Security experts are lauding the recent passing by the US Senate on a ground-breaking internet-of-things (IoT) security regulatory law.
They praised the newly approved IoT law as a positive step for insecure connected US Federal devices.
The IoT Cyber-Security Improvement Act, which was led in US bipartisan sponsorship by Reps. Will Hurd (R-Texas) & Robin Kelly (D-Ill.), would require the federal procurement & use of IoT devices to conform to basic security requirements.
This act was unanimously passed by the US House of Representatives in Sept., & by the US Senate earlier this week; the next step is for it to be sent to the President to be signed into law.
“Through the Act, the Federal Govt. can lead by example in implementing basic IoT security standards & best practices for devices it buys & manages, & drive contractors’ adoption of standards-based coordinated vulnerability disclosure processes,” according to Harley Geiger, Director of Public Policy at Rapid7, in a recent post.
The IoT Cyber-Security Improvement Act
The IoT Cyber-Security Improvement Act has several different parts. 1st, it mandates that NIST must issue standards-based guidelines for the minimum security of IoT devices that are owned by the Federal Govt. The Office of Management & Budget (OMB) must also implement requirements for federal civilian agencies to have information-security policies that are consistent with these NIST guidelines.
Under the law, Federal Agencies must also implement a vulnerability-disclosure policy for IoT devices, & they cannot procure devices that don’t meet the security guidelines.
NIST has been developing “considerations” for manufacturer-based IoT security measures, which they have recommended since 2019. NIST’s EU counterpart, the European Union Agency for Network & Information Security (ENISA), has already published baseline security recommendations for IoT devices.
Rapid7’s Geiger stated that he hopes the bill signals strengthened commitment from the US Federal Govt. to work on IoT security.
“While we support strong IoT security, we believe it is best implemented in a co-ordinated manner, avoiding a patchwork between US states or internationally,” he observed. “This will take sustained engagement from both the public & private sectors, but the passage of the IoT Cyber-Security Improvement Act & the lessons to be learned in its implementation will be invaluable to this process.”
IoT Regulatory Efforts
Regulatory efforts worldwide continue to intensify, including a California Senate Bill 327 (SB-327), which requires “reasonable security feature or features that are appropriate to the nature & function of the device.” SB-327 was 1st proposed in 2018 & became effective in Jan. (although it did draw backlash from the security community for not going far enough).
Meanwhile, in 2019 the UK Govt. announced a mandate promising new requirements for IoT manufacturers. Those include improvements around unique device passwords & policies around security updates.

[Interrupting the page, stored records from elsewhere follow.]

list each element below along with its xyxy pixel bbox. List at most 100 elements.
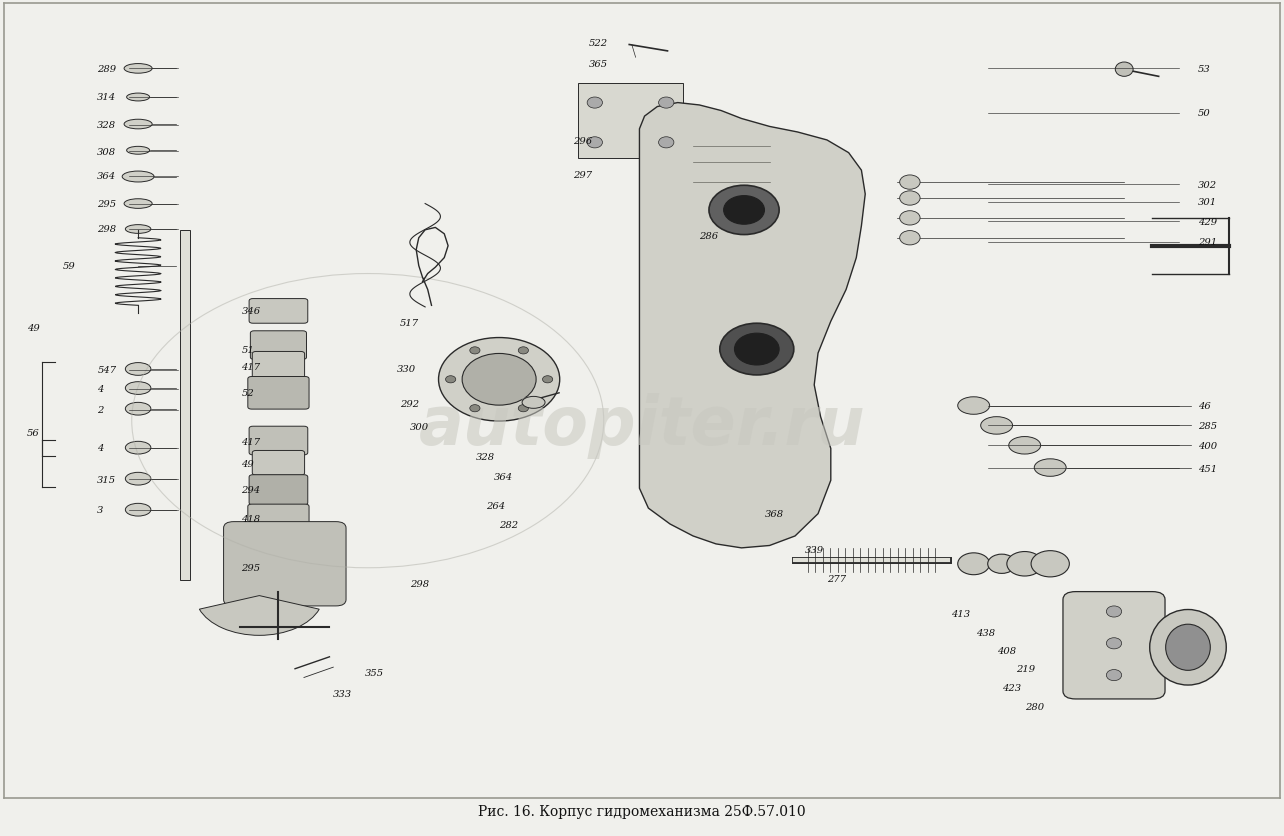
- Text: 286: 286: [700, 232, 719, 241]
- Text: 49: 49: [27, 324, 40, 333]
- Text: 51: 51: [241, 345, 254, 354]
- Ellipse shape: [126, 473, 150, 486]
- Ellipse shape: [900, 232, 921, 246]
- Ellipse shape: [1107, 606, 1122, 617]
- Ellipse shape: [127, 147, 150, 155]
- Text: 400: 400: [1198, 441, 1217, 451]
- Ellipse shape: [659, 98, 674, 109]
- Ellipse shape: [1166, 624, 1211, 670]
- Ellipse shape: [126, 441, 150, 455]
- Text: 417: 417: [241, 363, 261, 372]
- Text: 280: 280: [1025, 702, 1044, 711]
- Text: 297: 297: [573, 171, 592, 181]
- Ellipse shape: [900, 176, 921, 190]
- Text: 4: 4: [98, 444, 104, 452]
- Text: Рис. 16. Корпус гидромеханизма 25Ф.57.010: Рис. 16. Корпус гидромеханизма 25Ф.57.01…: [478, 803, 806, 818]
- Ellipse shape: [125, 64, 152, 74]
- Text: 4: 4: [98, 385, 104, 394]
- Text: 298: 298: [410, 579, 429, 589]
- Text: 49: 49: [241, 460, 254, 468]
- FancyBboxPatch shape: [250, 331, 307, 360]
- Text: 423: 423: [1002, 683, 1021, 691]
- Text: 53: 53: [1198, 65, 1211, 74]
- Text: 296: 296: [573, 137, 592, 146]
- Text: 314: 314: [98, 94, 117, 102]
- FancyBboxPatch shape: [248, 505, 309, 533]
- Text: 364: 364: [98, 172, 117, 181]
- Text: 285: 285: [1198, 421, 1217, 431]
- Text: 365: 365: [588, 60, 607, 69]
- Text: 46: 46: [1198, 401, 1211, 410]
- Ellipse shape: [462, 354, 537, 405]
- Text: autopiter.ru: autopiter.ru: [419, 392, 865, 458]
- FancyBboxPatch shape: [249, 299, 308, 324]
- Text: 302: 302: [1198, 181, 1217, 190]
- Text: 292: 292: [399, 399, 419, 408]
- Ellipse shape: [439, 338, 560, 421]
- Ellipse shape: [126, 226, 150, 234]
- Ellipse shape: [125, 200, 152, 209]
- Text: 417: 417: [241, 437, 261, 446]
- Wedge shape: [199, 596, 320, 635]
- Ellipse shape: [1149, 609, 1226, 686]
- Ellipse shape: [519, 405, 529, 412]
- Text: 295: 295: [98, 200, 117, 209]
- Ellipse shape: [523, 397, 544, 409]
- Ellipse shape: [1007, 552, 1043, 576]
- Text: 418: 418: [241, 514, 261, 523]
- Ellipse shape: [122, 172, 154, 183]
- Text: 277: 277: [827, 574, 846, 584]
- FancyBboxPatch shape: [249, 426, 308, 456]
- Text: 368: 368: [764, 510, 783, 518]
- Ellipse shape: [734, 334, 779, 365]
- Text: 330: 330: [397, 365, 416, 374]
- Ellipse shape: [587, 138, 602, 149]
- Text: 289: 289: [98, 65, 117, 74]
- Text: 522: 522: [588, 39, 607, 48]
- FancyBboxPatch shape: [249, 475, 308, 505]
- Text: 295: 295: [241, 563, 261, 573]
- Ellipse shape: [125, 120, 152, 130]
- Text: 438: 438: [976, 628, 995, 637]
- Ellipse shape: [126, 504, 150, 517]
- Ellipse shape: [126, 382, 150, 395]
- Ellipse shape: [587, 98, 602, 109]
- Text: 3: 3: [98, 506, 104, 515]
- Text: 451: 451: [1198, 464, 1217, 473]
- Text: 315: 315: [98, 476, 117, 484]
- Ellipse shape: [981, 417, 1013, 435]
- Ellipse shape: [720, 324, 794, 375]
- FancyBboxPatch shape: [223, 522, 347, 606]
- Text: 328: 328: [98, 121, 117, 130]
- Text: 517: 517: [399, 319, 419, 328]
- Ellipse shape: [470, 348, 480, 354]
- Ellipse shape: [1107, 670, 1122, 681]
- FancyBboxPatch shape: [180, 231, 190, 580]
- Ellipse shape: [126, 363, 150, 376]
- Text: 50: 50: [1198, 110, 1211, 118]
- Ellipse shape: [543, 376, 552, 384]
- Text: 339: 339: [805, 545, 824, 554]
- Text: 333: 333: [334, 689, 352, 698]
- Ellipse shape: [446, 376, 456, 384]
- FancyBboxPatch shape: [252, 451, 304, 476]
- Ellipse shape: [126, 403, 150, 415]
- Text: 355: 355: [365, 669, 384, 677]
- Ellipse shape: [1035, 459, 1066, 477]
- Ellipse shape: [1009, 437, 1040, 455]
- Ellipse shape: [1107, 638, 1122, 649]
- Ellipse shape: [1116, 63, 1134, 77]
- FancyBboxPatch shape: [578, 84, 683, 159]
- Text: 59: 59: [63, 262, 76, 271]
- Ellipse shape: [724, 196, 764, 225]
- Text: 408: 408: [996, 646, 1016, 655]
- Text: 429: 429: [1198, 217, 1217, 227]
- Polygon shape: [639, 104, 865, 548]
- Ellipse shape: [519, 348, 529, 354]
- Ellipse shape: [127, 94, 150, 102]
- Ellipse shape: [659, 138, 674, 149]
- FancyBboxPatch shape: [252, 352, 304, 379]
- Text: 219: 219: [1016, 665, 1035, 674]
- Text: 2: 2: [98, 405, 104, 415]
- Ellipse shape: [900, 212, 921, 226]
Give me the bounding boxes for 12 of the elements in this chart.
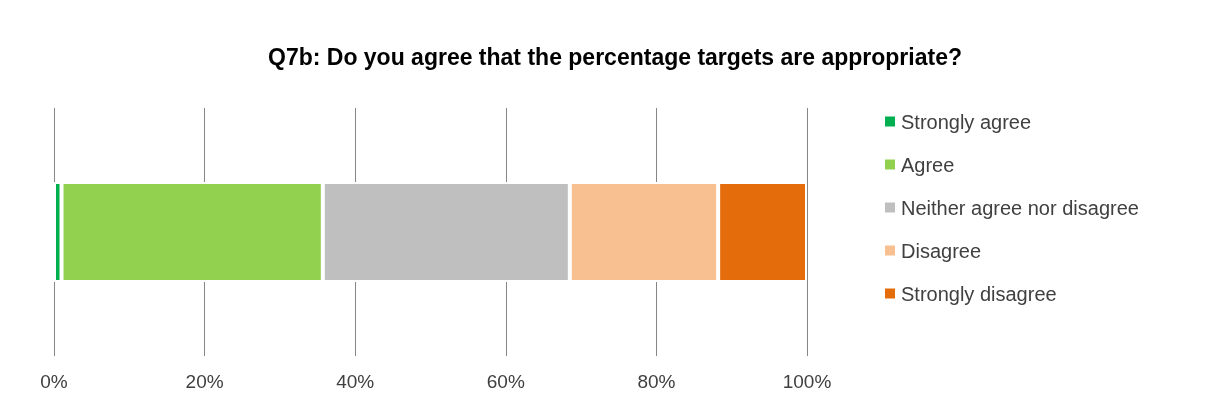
x-tick-label: 0% [40,371,68,392]
x-tick-label: 40% [336,371,375,392]
x-tick-label: 20% [185,371,224,392]
legend-label: Strongly disagree [901,282,1057,305]
legend-label: Neither agree nor disagree [901,196,1139,219]
chart-title: Q7b: Do you agree that the percentage targets are appropriate? [268,43,962,70]
legend-label: Disagree [901,239,982,262]
legend-label: Strongly agree [901,110,1032,133]
x-tick-label: 80% [637,371,676,392]
legend-label: Agree [901,153,955,176]
x-tick-label: 60% [486,371,525,392]
x-tick-label: 100% [782,371,832,392]
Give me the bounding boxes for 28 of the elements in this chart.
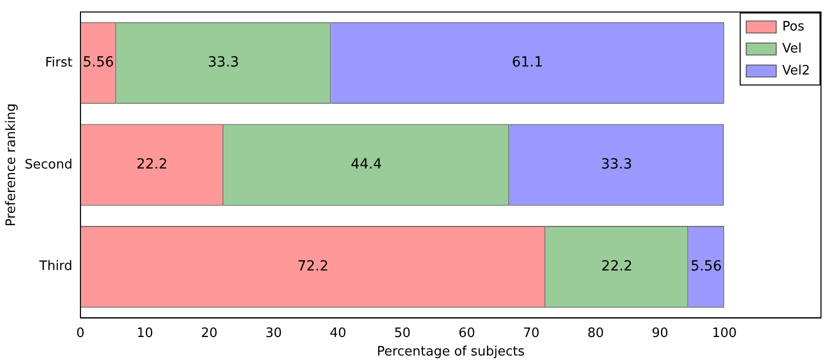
- x-tick-label: 40: [330, 326, 346, 341]
- data-label: 33.3: [600, 156, 632, 173]
- x-tick-label: 10: [136, 326, 154, 341]
- x-tick-label: 70: [522, 326, 540, 341]
- data-label: 72.2: [297, 258, 328, 274]
- y-tick-label: Second: [24, 157, 72, 172]
- x-axis-title: Percentage of subjects: [376, 344, 525, 360]
- data-label: 22.2: [136, 156, 168, 173]
- data-label: 33.3: [208, 54, 240, 71]
- data-label: 61.1: [512, 54, 544, 71]
- x-tick-label: 50: [394, 326, 411, 341]
- y-tick-label: Third: [38, 259, 72, 274]
- legend-label: Vel2: [782, 63, 810, 78]
- data-label: 5.56: [82, 54, 114, 71]
- x-tick-label: 60: [458, 326, 476, 341]
- data-label: 5.56: [690, 258, 722, 274]
- legend-label: Pos: [782, 19, 805, 34]
- x-tick-label: 30: [265, 326, 282, 341]
- x-tick-label: 90: [652, 326, 668, 341]
- y-tick-label: First: [45, 55, 72, 70]
- x-tick-label: 100: [712, 326, 737, 341]
- legend-label: Vel: [782, 41, 802, 56]
- data-label: 22.2: [601, 258, 632, 274]
- x-tick-label: 20: [200, 326, 218, 341]
- data-label: 44.4: [350, 156, 382, 173]
- y-axis-title: Preference ranking: [4, 103, 20, 226]
- x-tick-label: 0: [76, 326, 85, 341]
- x-tick-label: 80: [587, 326, 604, 341]
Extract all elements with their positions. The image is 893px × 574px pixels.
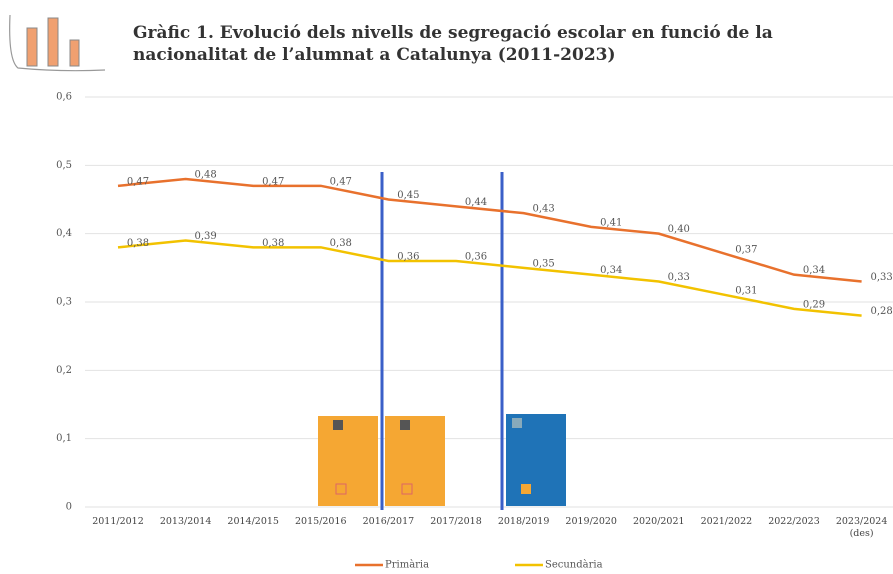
data-label: 0,41 (600, 217, 622, 228)
x-tick-label: 2019/2020 (565, 516, 617, 527)
report-covers (318, 414, 566, 506)
chart-title: Gràfic 1. Evolució dels nivells de segre… (133, 23, 773, 65)
data-label: 0,44 (465, 197, 487, 208)
data-label: 0,47 (127, 176, 149, 187)
x-tick-label: 2014/2015 (227, 516, 279, 527)
x-tick-label: 2016/2017 (362, 516, 415, 527)
data-label: 0,43 (532, 204, 554, 215)
data-label: 0,45 (397, 190, 419, 201)
data-label: 0,40 (668, 224, 690, 235)
data-label: 0,37 (735, 245, 757, 256)
series-line (117, 177, 862, 283)
series-line (117, 239, 862, 317)
y-tick-label: 0,3 (56, 297, 72, 308)
data-label: 0,39 (194, 231, 216, 242)
x-tick-label: 2023/2024 (des) (835, 516, 888, 539)
data-label: 0,34 (803, 265, 825, 276)
legend-label: Primària (385, 560, 429, 571)
x-tick-label: 2022/2023 (768, 516, 820, 527)
x-tick-label: 2020/2021 (633, 516, 685, 527)
x-tick-label: 2011/2012 (92, 516, 144, 527)
data-label: 0,38 (262, 238, 284, 249)
y-tick-label: 0,2 (56, 365, 72, 376)
x-tick-label: 2018/2019 (497, 516, 550, 527)
data-label: 0,31 (735, 286, 757, 297)
logo-icon (9, 14, 106, 72)
y-tick-label: 0,5 (56, 160, 72, 171)
x-tick-label: 2021/2022 (700, 516, 753, 527)
x-tick-label: 2017/2018 (430, 516, 482, 527)
data-label: 0,38 (330, 238, 352, 249)
y-tick-label: 0,1 (56, 433, 72, 444)
data-label: 0,35 (532, 258, 554, 269)
data-label: 0,48 (194, 170, 216, 181)
data-label: 0,34 (600, 265, 622, 276)
data-label: 0,33 (668, 272, 690, 283)
x-tick-label: 2015/2016 (295, 516, 347, 527)
legend-label: Secundària (545, 560, 603, 571)
y-tick-label: 0 (66, 502, 72, 513)
data-label: 0,47 (262, 176, 284, 187)
data-label: 0,38 (127, 238, 149, 249)
data-label: 0,28 (870, 306, 892, 317)
data-label: 0,47 (330, 176, 352, 187)
x-tick-label: 2013/2014 (159, 516, 212, 527)
data-label: 0,33 (870, 272, 892, 283)
data-label: 0,36 (397, 252, 419, 263)
y-tick-label: 0,6 (56, 92, 72, 103)
data-label: 0,36 (465, 252, 487, 263)
y-tick-label: 0,4 (56, 228, 72, 239)
data-label: 0,29 (803, 299, 825, 310)
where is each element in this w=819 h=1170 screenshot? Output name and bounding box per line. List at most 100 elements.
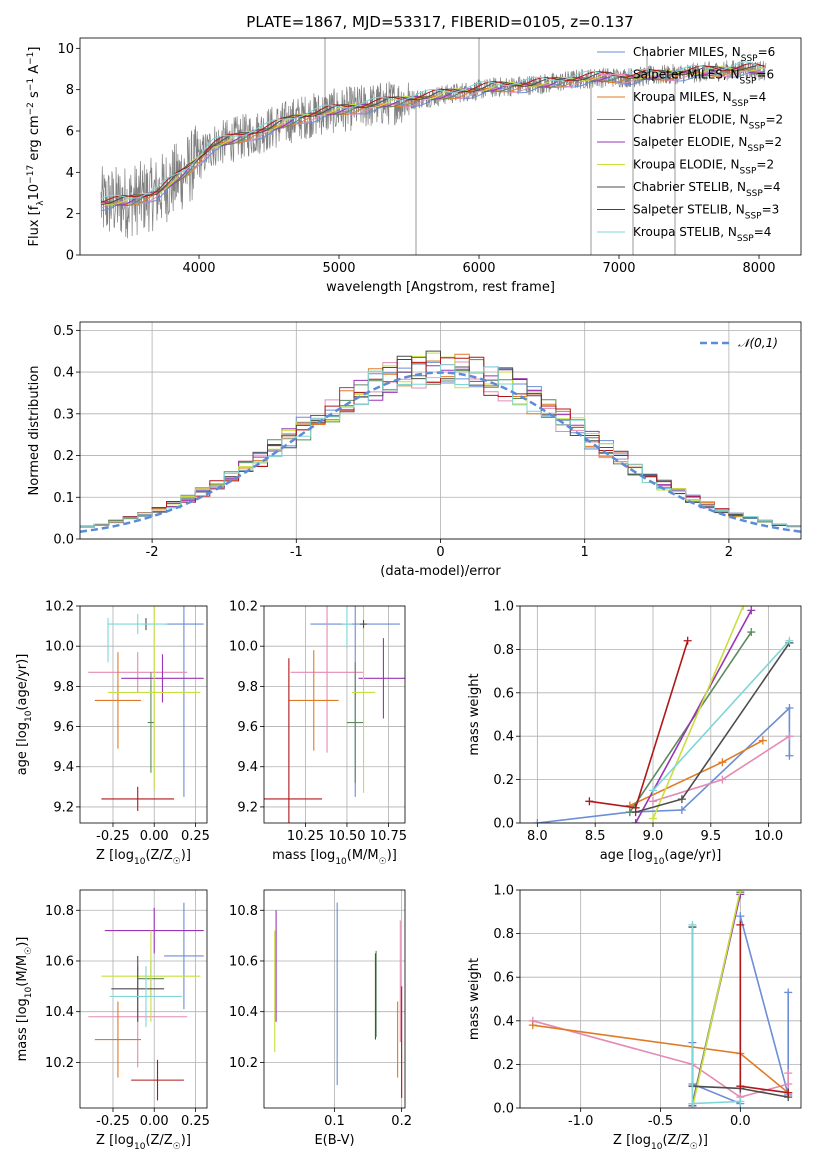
text-span: Normed distribution: [27, 366, 42, 496]
text-span: mass [log: [272, 848, 335, 863]
text-span: wavelength [Angstrom, rest frame]: [326, 280, 555, 295]
y-tick-label: 0.4: [53, 366, 74, 381]
y-tick-label: 0.2: [493, 773, 514, 788]
text-span: )]: [387, 848, 397, 863]
mass-weight-line: [691, 890, 742, 1108]
text-span: s: [27, 91, 42, 102]
text-span: 10: [653, 857, 665, 867]
text-span: SSP: [746, 189, 763, 199]
legend-label: Kroupa ELODIE, NSSP=2: [633, 158, 774, 177]
text-span: Chabrier STELIB, N: [633, 180, 746, 194]
axes-frame: [519, 605, 802, 824]
text-span: 10: [24, 986, 34, 998]
error-bar: [121, 654, 204, 703]
data-marker: [785, 751, 794, 760]
plot-area: [528, 890, 793, 1108]
legend-label: Salpeter ELODIE, NSSP=2: [633, 135, 782, 154]
x-tick-label: 0.25: [181, 1114, 210, 1129]
mass-weight-line: [652, 640, 790, 792]
text-span: SSP: [732, 99, 749, 109]
y-axis-label: mass weight: [467, 958, 482, 1040]
text-span: =2: [765, 113, 783, 127]
x-tick-label: -1: [290, 545, 303, 560]
x-tick-label: -0.5: [648, 1114, 673, 1129]
text-span: age [log: [600, 848, 653, 863]
text-span: Salpeter ELODIE, N: [633, 135, 747, 149]
data-marker: [736, 912, 745, 921]
x-tick-label: 0.0: [730, 1114, 751, 1129]
text-span: mass [log: [15, 998, 30, 1061]
data-marker: [784, 1088, 793, 1097]
text-span: −17: [26, 165, 36, 184]
error-bar: [101, 786, 175, 811]
x-tick-label: 0.00: [140, 1114, 169, 1129]
panel-mass_weight_vs_Z: -1.0 -0.5 0.0 0.0 0.2 0.4 0.6 0.8 1.0 Z [log10(Z/…: [467, 884, 802, 1152]
legend-label: Salpeter STELIB, NSSP=3: [633, 203, 779, 222]
legend-label: Kroupa MILES, NSSP=4: [633, 90, 766, 109]
text-span: Kroupa STELIB, N: [633, 225, 737, 239]
panel-residuals: -2 -1 0 1 2 0.0 0.1 0.2 0.3 0.4 0.5 (data-model)/er…: [27, 321, 802, 579]
y-tick-label: 1.0: [493, 600, 514, 615]
data-marker: [585, 797, 594, 806]
text-span: ☉: [173, 857, 181, 867]
x-axis-label: E(B-V): [314, 1133, 354, 1148]
data-marker: [785, 703, 794, 712]
x-tick-label: 1: [581, 545, 589, 560]
data-marker: [683, 636, 692, 645]
y-axis-label: mass [log10(M/M☉)]: [15, 937, 34, 1062]
error-bar: [109, 966, 183, 1027]
x-tick-label: 10.75: [370, 829, 407, 844]
text-span: =4: [754, 225, 772, 239]
data-marker: [785, 732, 794, 741]
x-axis-label: (data-model)/error: [380, 564, 501, 579]
plot-area: [533, 606, 794, 823]
data-marker: [631, 819, 640, 823]
y-tick-label: 6: [66, 125, 74, 140]
data-marker: [718, 758, 727, 767]
y-tick-label: 9.4: [237, 760, 258, 775]
x-tick-label: 0: [436, 545, 444, 560]
y-tick-label: 10.6: [229, 954, 258, 969]
text-span: Chabrier MILES, N: [633, 45, 741, 59]
data-marker: [784, 988, 793, 997]
y-axis-label: Normed distribution: [27, 366, 42, 496]
plot-area: [274, 902, 403, 1098]
text-span: (data-model)/error: [380, 564, 501, 579]
text-span: =6: [758, 45, 776, 59]
x-tick-label: 2: [725, 545, 733, 560]
y-tick-label: 10.2: [229, 600, 258, 615]
data-marker: [688, 920, 697, 929]
text-span: (age/yr)]: [664, 848, 721, 863]
text-span: A: [27, 65, 42, 78]
text-span: SSP: [737, 234, 754, 244]
text-span: 10: [335, 857, 347, 867]
data-marker: [747, 628, 756, 637]
text-span: −1: [26, 78, 36, 91]
data-marker: [677, 805, 686, 814]
text-span: λ: [36, 200, 46, 206]
legend-label: Salpeter MILES, NSSP=6: [633, 68, 774, 87]
x-tick-label: 6000: [462, 261, 495, 276]
data-marker: [736, 890, 745, 894]
x-tick-label: 0.1: [324, 1114, 345, 1129]
data-marker: [784, 1080, 793, 1089]
x-tick-label: 7000: [602, 261, 635, 276]
text-span: 10: [134, 1142, 146, 1152]
data-marker: [677, 795, 686, 804]
x-tick-label: 10.0: [754, 829, 783, 844]
text-span: ☉: [690, 1142, 698, 1152]
y-axis-label: mass weight: [467, 673, 482, 755]
text-span: SSP: [741, 54, 758, 64]
y-tick-label: 0.5: [53, 324, 74, 339]
x-tick-label: -0.25: [96, 829, 130, 844]
y-tick-label: 2: [66, 207, 74, 222]
chart-title: PLATE=1867, MJD=53317, FIBERID=0105, z=0…: [246, 13, 633, 31]
x-tick-label: -2: [146, 545, 159, 560]
x-tick-label: 10.50: [328, 829, 365, 844]
data-marker: [747, 606, 756, 615]
x-tick-label: 0.25: [181, 829, 210, 844]
error-bar: [164, 606, 204, 797]
legend-label: Chabrier MILES, NSSP=6: [633, 45, 775, 64]
x-axis-label: Z [log10(Z/Z☉)]: [613, 1133, 708, 1152]
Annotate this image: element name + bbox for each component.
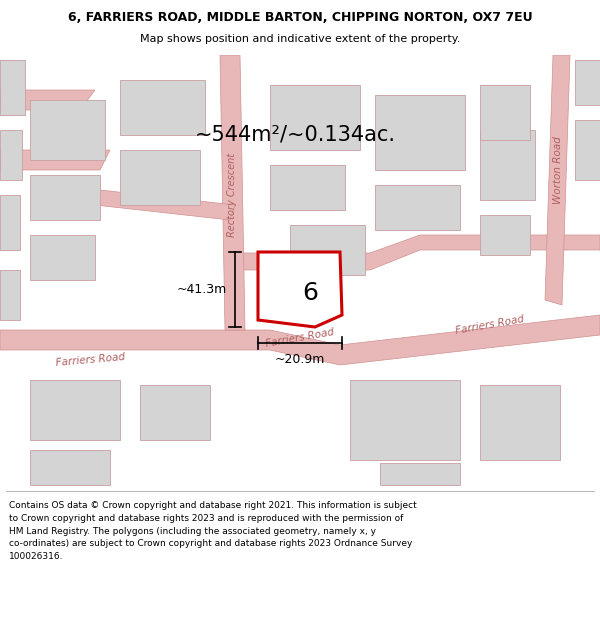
Polygon shape xyxy=(30,450,110,485)
Text: ~544m²/~0.134ac.: ~544m²/~0.134ac. xyxy=(194,125,395,145)
Text: 6, FARRIERS ROAD, MIDDLE BARTON, CHIPPING NORTON, OX7 7EU: 6, FARRIERS ROAD, MIDDLE BARTON, CHIPPIN… xyxy=(68,11,532,24)
Polygon shape xyxy=(30,175,100,220)
Polygon shape xyxy=(0,195,20,250)
Text: Farriers Road: Farriers Road xyxy=(455,314,525,336)
Polygon shape xyxy=(220,55,245,330)
Text: Map shows position and indicative extent of the property.: Map shows position and indicative extent… xyxy=(140,34,460,44)
Polygon shape xyxy=(350,380,460,460)
Text: Worton Road: Worton Road xyxy=(553,136,563,204)
Polygon shape xyxy=(30,380,120,440)
Polygon shape xyxy=(50,185,235,220)
Polygon shape xyxy=(480,85,530,140)
Polygon shape xyxy=(480,215,530,255)
Polygon shape xyxy=(230,235,600,270)
Text: 6: 6 xyxy=(302,281,319,305)
Polygon shape xyxy=(258,252,342,327)
Polygon shape xyxy=(375,95,465,170)
Polygon shape xyxy=(270,165,345,210)
Polygon shape xyxy=(0,270,20,320)
Polygon shape xyxy=(290,225,365,275)
Text: Contains OS data © Crown copyright and database right 2021. This information is : Contains OS data © Crown copyright and d… xyxy=(9,501,417,561)
Polygon shape xyxy=(380,463,460,485)
Polygon shape xyxy=(480,385,560,460)
Polygon shape xyxy=(30,100,105,160)
Polygon shape xyxy=(30,235,95,280)
Text: Rectory Crescent: Rectory Crescent xyxy=(227,153,237,237)
Text: ~41.3m: ~41.3m xyxy=(177,283,227,296)
Polygon shape xyxy=(0,150,110,170)
Polygon shape xyxy=(270,85,360,150)
Polygon shape xyxy=(0,90,95,110)
Polygon shape xyxy=(0,130,22,180)
Polygon shape xyxy=(0,315,600,365)
Polygon shape xyxy=(120,80,205,135)
Polygon shape xyxy=(575,120,600,180)
Text: Farriers Road: Farriers Road xyxy=(265,327,335,349)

“Fixing IoT security requires a concerted effort across the supply chain, not on fixing a singular technology or vulnerability. Establishing better standards & accountability for securing devices & their software is a positive development,” Jack Mannino, CEO at nVisium, observed.
“Many devices have remained plagued by vulnerabilities for years, & if we want to do a better job in the future, we have to start now.”
Dirk Schrader, Global VP at New Net Technologies (NNT), explained that security measures like the IoT Cyber-Security Improvement Act “improves the security posture overall.”
“Having basic cyber-security requirements in place that vendors need to adhere to for any kind of internet-connected device is a good move,” Schrader explained.
“It will be interesting to see how this is enforced & monitored, as we have already a few of these requirements out there, like the HIPAA security rule.”